Hello folks. For some reason the default Thai font in Scrivener is set to Thonburi. While it is a beautiful font, I need this changed to a preferred font (one that has the same height as the preferred latin font, which I set to Liberation Sans). Where can I set the Thai default font in Scrivener?
Normally the Mac OS just uses plain old Arial, so it was a bit odd to see Thonburi as the default.
Well, you can set the default font in the Formatting preferences pane, is that what you mean? I don’t know of a way to tell OS X to use one font over another when switching between keyboard input methods. I know it does switch fonts as needed, but I’m unaware of an interface for adjusting that. Whatever the case, it’s way below Scrivener’s domain where this happens.
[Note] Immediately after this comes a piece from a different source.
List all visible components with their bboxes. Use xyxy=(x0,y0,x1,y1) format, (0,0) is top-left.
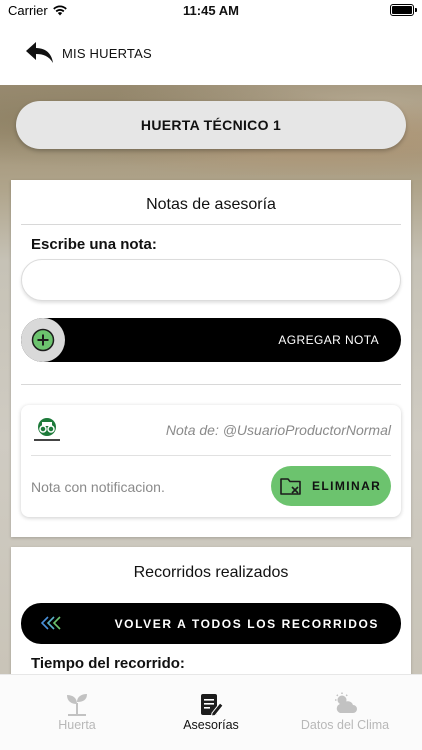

One thing you can do with Scrivener, if you’ve got a project that is all Thai but others aren’t, and so you don’t want to change the application default: each project can have its own default formatting settings. Use the Project/Text Preferences... menu command to activate this option and set it up. This setting will cause that one project to deviate from the application defaults.
Unfortunately these projects are not simply Thai, but mixed English and Thai (and other projects will have mixtures of other Southeast Asian scripts as well). Note that this kind of control is in OpenOffice, so it may indeed be within the purview of Scrivener to support this. See the following YouTube for control over this feature in OpenOffice: youtube.com/watch?v=DZ0D23b6gy4
Ah, yeah that’s another challenge when they are mixed.
Well the problem for us is that we’re just using the Mac’s vast multi-lingual capabilities here. It’s the built-in stuff that makes it possible for menus to be printed in Thai, the “Okay” button and so on. It’s the root underlying text engine, and like I say that is way beneath anything Scrivener is doing. By that I mean: Scrivener is just asking the operating system for a text editing control. Keith has strapped a whole lot on top of that (otherwise it would just be TextEdit!), but it’s much more difficult to change stuff under that—to the text control itself at a fundamental level. Doing that is the stuff that gets you rejected from the Mac App Store, anyway.
OpenOffice, like Microsoft Office, aren’t using the Mac’s text engine at all. They have their own spelling systems; their own multi-lingual switching code; their own sub-pixel font rendering; their own keyboard interfacing; etc etc. It’s like a completely different planet in there.
So where you really need to be looking is how the Mac itself selects a default font for a language. Like I say I really don’t know where that is. I’d think it would be in the Input Sources tab of the “Language & Text” system preference pane, but I don’t see any font controls there. There might be some cool trick on the Internet though for doing this.
This is what I have found out there, a plist for OSX detailing default fonts. Tools like TinkerTool only seem to set the English font and not the other fonts. See: gist.github.com/3180490
Thanks for posting the tip! That looks to be just the thing you need to do. It’s a pity that Apple hasn’t exposed this configuration file in any interface, but the nice thing about these machines is that a lot about it can be controlled somewhere by a text file.